I don’t know exactly when I decided I wanted to be a pharmacist. The interest developed gradually (sometime after I realized that growing up to be a marine biologist would be slightly impractical for someone who lived so far from the ocean). I largely credit my mother, a registered nurse, for helping develop my interest in the health professions. She encouraged me to explore pharmacy even before I decided I didn’t have the tolerance of bodily fluids required for medical school.

My most recent pharmacy work experience was with the OSU Medication Management Program, providing medication therapy management (MTM) services and counseling by phone to Medicare patients all over the country. It was fulfilling to speak with so many very different people every day and offer help with their complex medication regimens. And I can now offer myself as proof that not everyone who calls from a different time zone is necessarily a telemarketer or a scam artist.

I also enjoy volunteering in the pharmacy at Physicians CareConnection, a free clinic for uninsured patients in the Columbus area. The challenge of explaining medication regimens through an interpreter to patients who do not speak English often makes me wish to learn another language. Yet, I am always grateful when I can answer their questions which might not get addressed anywhere else.

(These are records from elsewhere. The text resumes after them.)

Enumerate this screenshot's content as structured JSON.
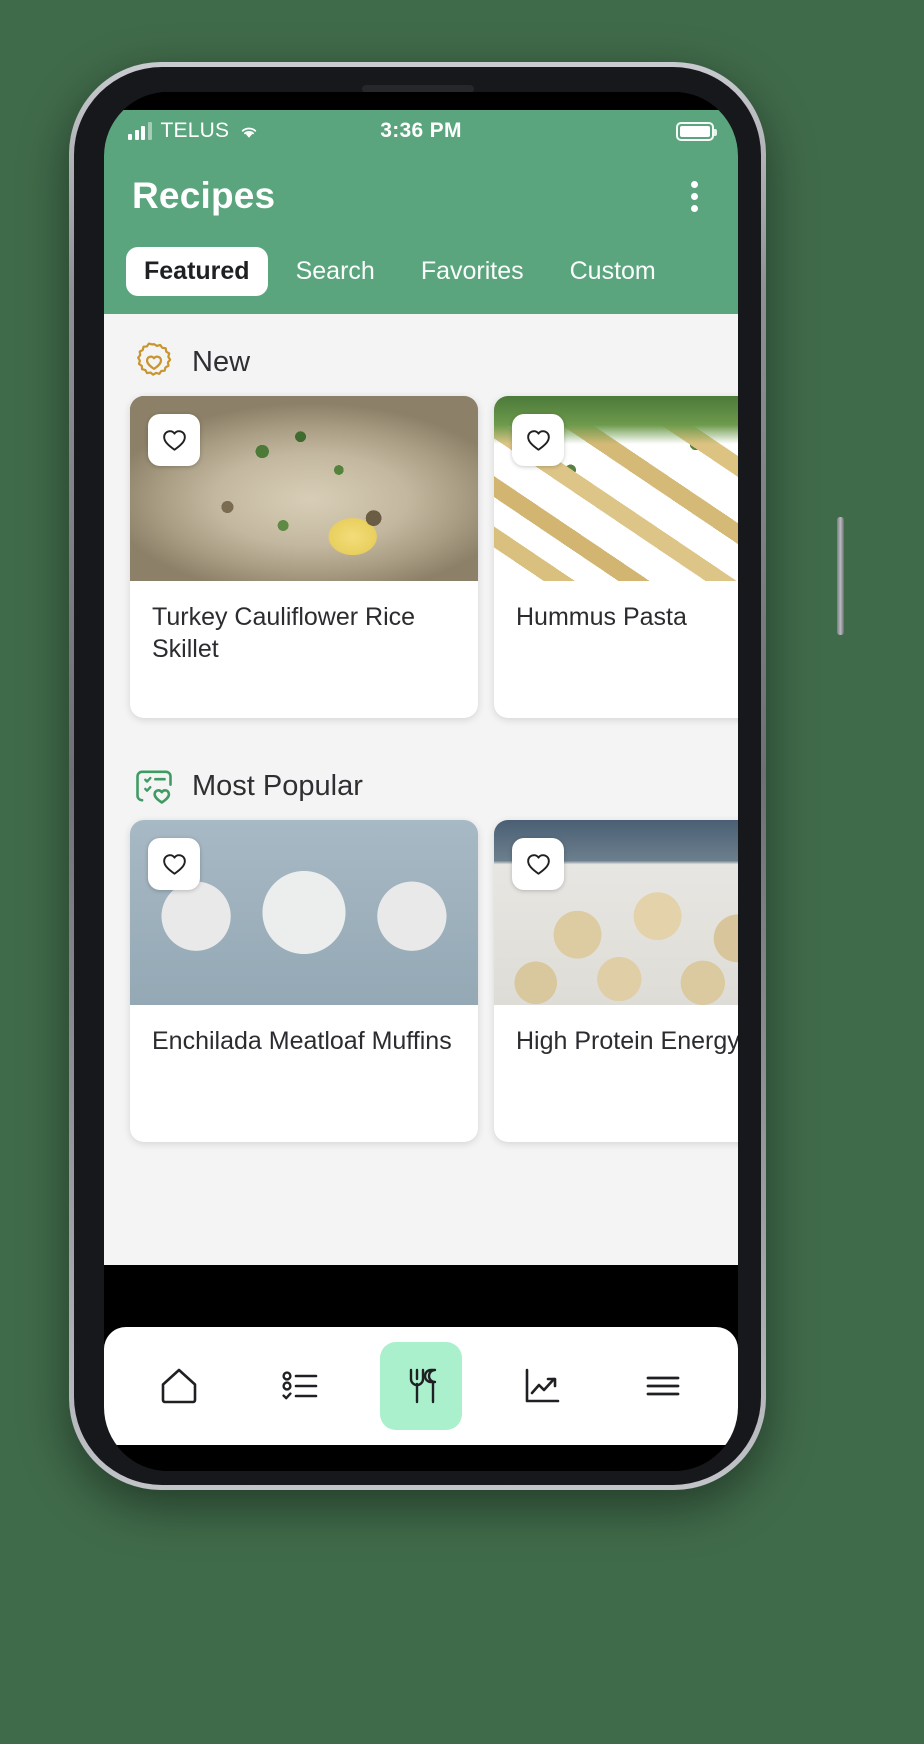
{
  "colors": {
    "brand_green": "#5ba57e",
    "page_bg": "#f4f4f4",
    "active_nav": "#aaf0cc",
    "badge_gold": "#c8952e",
    "badge_green": "#3f9b63",
    "frame_backdrop": "#406b4a"
  },
  "status_bar": {
    "carrier": "TELUS",
    "time": "3:36 PM",
    "signal_icon": "signal-bars-icon",
    "wifi_icon": "wifi-icon",
    "battery_icon": "battery-full-icon"
  },
  "appbar": {
    "title": "Recipes",
    "overflow_icon": "kebab-menu-icon"
  },
  "tabs": [
    {
      "label": "Featured",
      "active": true
    },
    {
      "label": "Search",
      "active": false
    },
    {
      "label": "Favorites",
      "active": false
    },
    {
      "label": "Custom",
      "active": false
    }
  ],
  "sections": [
    {
      "title": "New",
      "icon": "award-heart-badge-icon",
      "icon_color": "#c8952e",
      "cards": [
        {
          "title": "Turkey Cauliflower Rice Skillet",
          "favorite_icon": "heart-outline-icon",
          "favorited": false
        },
        {
          "title": "Hummus Pasta",
          "favorite_icon": "heart-outline-icon",
          "favorited": false
        }
      ]
    },
    {
      "title": "Most Popular",
      "icon": "checklist-heart-icon",
      "icon_color": "#3f9b63",
      "cards": [
        {
          "title": "Enchilada Meatloaf Muffins",
          "favorite_icon": "heart-outline-icon",
          "favorited": false
        },
        {
          "title": "High Protein Energy Bites",
          "favorite_icon": "heart-outline-icon",
          "favorited": false
        }
      ]
    }
  ],
  "bottom_nav": [
    {
      "icon": "home-icon",
      "active": false
    },
    {
      "icon": "checklist-icon",
      "active": false
    },
    {
      "icon": "fork-knife-icon",
      "active": true
    },
    {
      "icon": "trending-chart-icon",
      "active": false
    },
    {
      "icon": "hamburger-menu-icon",
      "active": false
    }
  ]
}
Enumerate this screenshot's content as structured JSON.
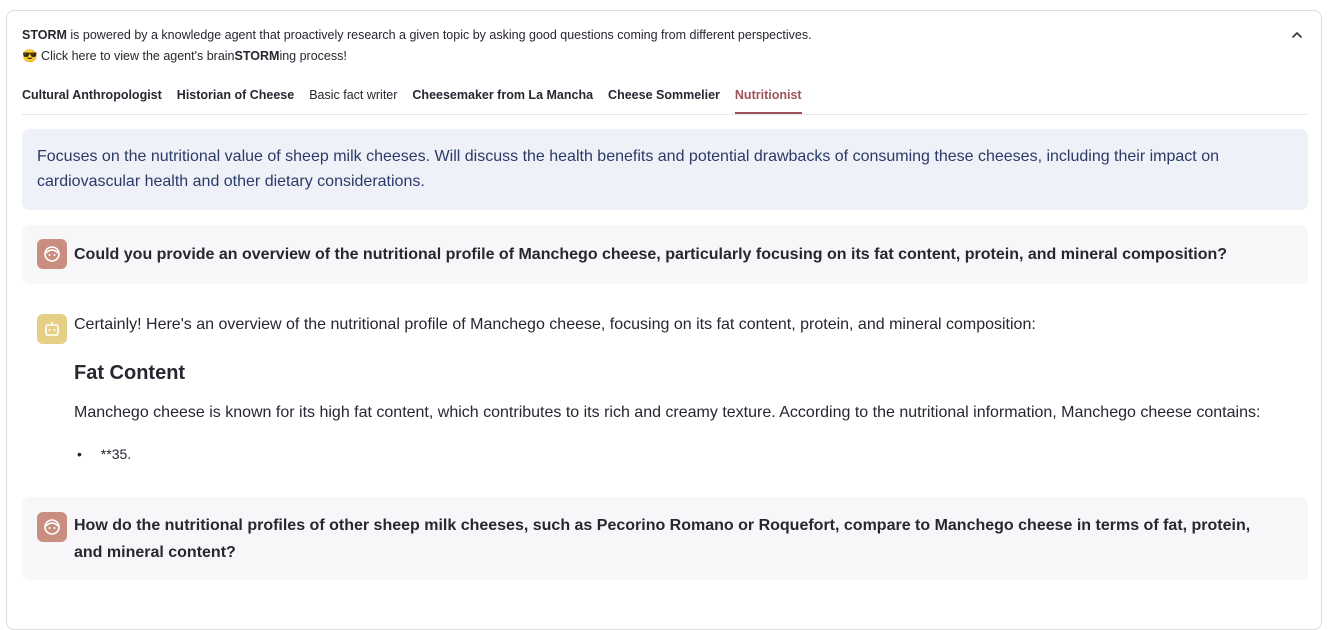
{
  "header": {
    "intro_brand": "STORM",
    "intro_rest": " is powered by a knowledge agent that proactively research a given topic by asking good questions coming from different perspectives.",
    "click_emoji": "😎",
    "click_pre": " Click here to view the agent's brain",
    "click_brand": "STORM",
    "click_post": "ing process!"
  },
  "tabs": [
    {
      "label": "Cultural Anthropologist",
      "active": false
    },
    {
      "label": "Historian of Cheese",
      "active": false
    },
    {
      "label": "Basic fact writer",
      "active": false
    },
    {
      "label": "Cheesemaker from La Mancha",
      "active": false
    },
    {
      "label": "Cheese Sommelier",
      "active": false
    },
    {
      "label": "Nutritionist",
      "active": true
    }
  ],
  "perspective_description": "Focuses on the nutritional value of sheep milk cheeses. Will discuss the health benefits and potential drawbacks of consuming these cheeses, including their impact on cardiovascular health and other dietary considerations.",
  "conversation": {
    "q1": "Could you provide an overview of the nutritional profile of Manchego cheese, particularly focusing on its fat content, protein, and mineral composition?",
    "a1_intro": "Certainly! Here's an overview of the nutritional profile of Manchego cheese, focusing on its fat content, protein, and mineral composition:",
    "a1_heading": "Fat Content",
    "a1_paragraph": "Manchego cheese is known for its high fat content, which contributes to its rich and creamy texture. According to the nutritional information, Manchego cheese contains:",
    "a1_bullet": "**35.",
    "q2": "How do the nutritional profiles of other sheep milk cheeses, such as Pecorino Romano or Roquefort, compare to Manchego cheese in terms of fat, protein, and mineral content?"
  },
  "colors": {
    "accent": "#a0525a",
    "info_bg": "#eef1f8",
    "user_avatar": "#c98e7f",
    "assistant_avatar": "#e5cf85"
  }
}
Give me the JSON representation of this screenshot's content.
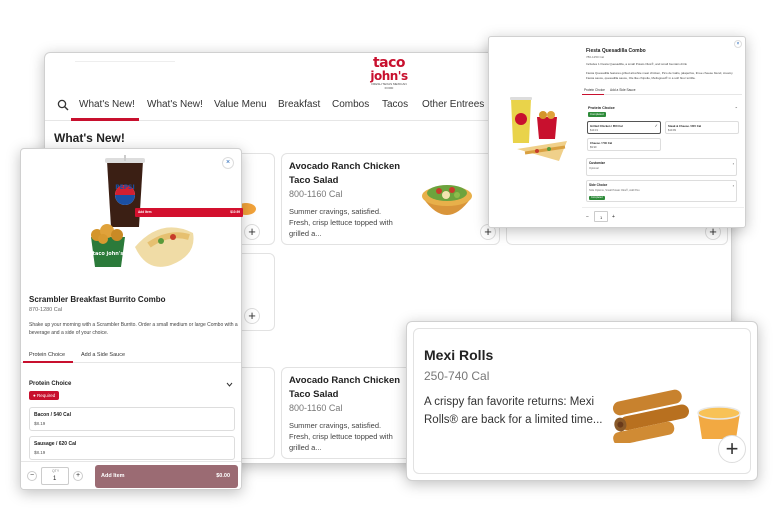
{
  "brand": {
    "logo_line1": "taco",
    "logo_line2": "john's",
    "logo_tagline": "FRESH TEXAS MEXICAN FOOD"
  },
  "nav": {
    "tabs": [
      "What's New!",
      "What's New!",
      "Value Menu",
      "Breakfast",
      "Combos",
      "Tacos",
      "Other Entrees"
    ]
  },
  "main": {
    "section_title": "What's New!",
    "cards": [
      {
        "name": "Avocado Ranch Chicken Taco Salad",
        "cal": "800-1160 Cal",
        "desc": "Summer cravings, satisfied. Fresh, crisp lettuce topped with grilled a..."
      },
      {
        "name": "Avocado Ranch Chicken Taco Salad",
        "cal": "800-1160 Cal",
        "desc": "Summer cravings, satisfied. Fresh, crisp lettuce topped with grilled a..."
      }
    ],
    "add_symbol": "+"
  },
  "burrito_modal": {
    "close_symbol": "×",
    "title": "Scrambler Breakfast Burrito Combo",
    "cal": "870-1280 Cal",
    "desc": "Shake up your morning with a Scrambler Burrito. Order a small medium or large Combo with a beverage and a side of your choice.",
    "tabs": [
      "Protein Choice",
      "Add a Side Sauce"
    ],
    "section": "Protein Choice",
    "required_badge": "Required",
    "options": [
      {
        "name": "Bacon / 540 Cal",
        "price": "$8.19"
      },
      {
        "name": "Sausage / 620 Cal",
        "price": "$8.19"
      }
    ],
    "qty_label": "QTY",
    "qty_value": "1",
    "add_label": "Add Item",
    "add_price": "$0.00",
    "cup_label": "PEPSI",
    "bucket_label": "taco john's"
  },
  "quesadilla_modal": {
    "close_symbol": "×",
    "title": "Fiesta Quesadilla Combo",
    "cal": "780-1250 Cal",
    "subtitle": "Includes 1 Fiesta Quesadilla, a small Potato Olés®, and small fountain drink",
    "desc": "Fiesta Quesadilla features grilled all-white meat chicken, Pico de Gallo, jalapeños, three cheese blend, creamy Fiesta sauce, quesadilla sauce, Ole like chipotle, Meltsgreat® in a soft flour tortilla.",
    "tabs": [
      "Protein Choice",
      "Add a Side Sauce"
    ],
    "section": "Protein Choice",
    "complete_badge": "Completed",
    "options": [
      {
        "name": "Grilled Chicken / 850 Cal",
        "price": "$10.19"
      },
      {
        "name": "Steak & Cheese / 815 Cal",
        "price": "$10.99"
      },
      {
        "name": "Cheese / 740 Cal",
        "price": "$9.99"
      }
    ],
    "rows": [
      {
        "name": "Customize",
        "sub": "Optional"
      },
      {
        "name": "Side Choice",
        "sub": "Side Options, Small Potato Olés®, Add Pico"
      }
    ],
    "qty_value": "1",
    "add_label": "Add Item",
    "add_price": "$10.99"
  },
  "mexi_card": {
    "name": "Mexi Rolls",
    "cal": "250-740 Cal",
    "desc": "A crispy fan favorite returns: Mexi Rolls® are back for a limited time...",
    "add_symbol": "+"
  },
  "colors": {
    "brand_red": "#c8102e",
    "add_button_muted": "#9b6b73",
    "complete_green": "#2e8b3a"
  }
}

Outside of pharmacy school, I try to find time for my other interests. I have something of a crochet addiction and I am recently teaching myself to sew and quilt–this in spite of the fact that both my younger siblings are convinced it makes me seem like an ‘old lady’. I always appreciate a good fantasy novel (or several), but sometimes I like science fiction for a change of pace. I have a very enthusiastic Australian cattle dog who loves to swim and can always wear me out with her playful energy.

I am excited to spend the month of September on rotation with all the wonderful people at Plain City Druggist and Midwestern Compounding Pharmacy.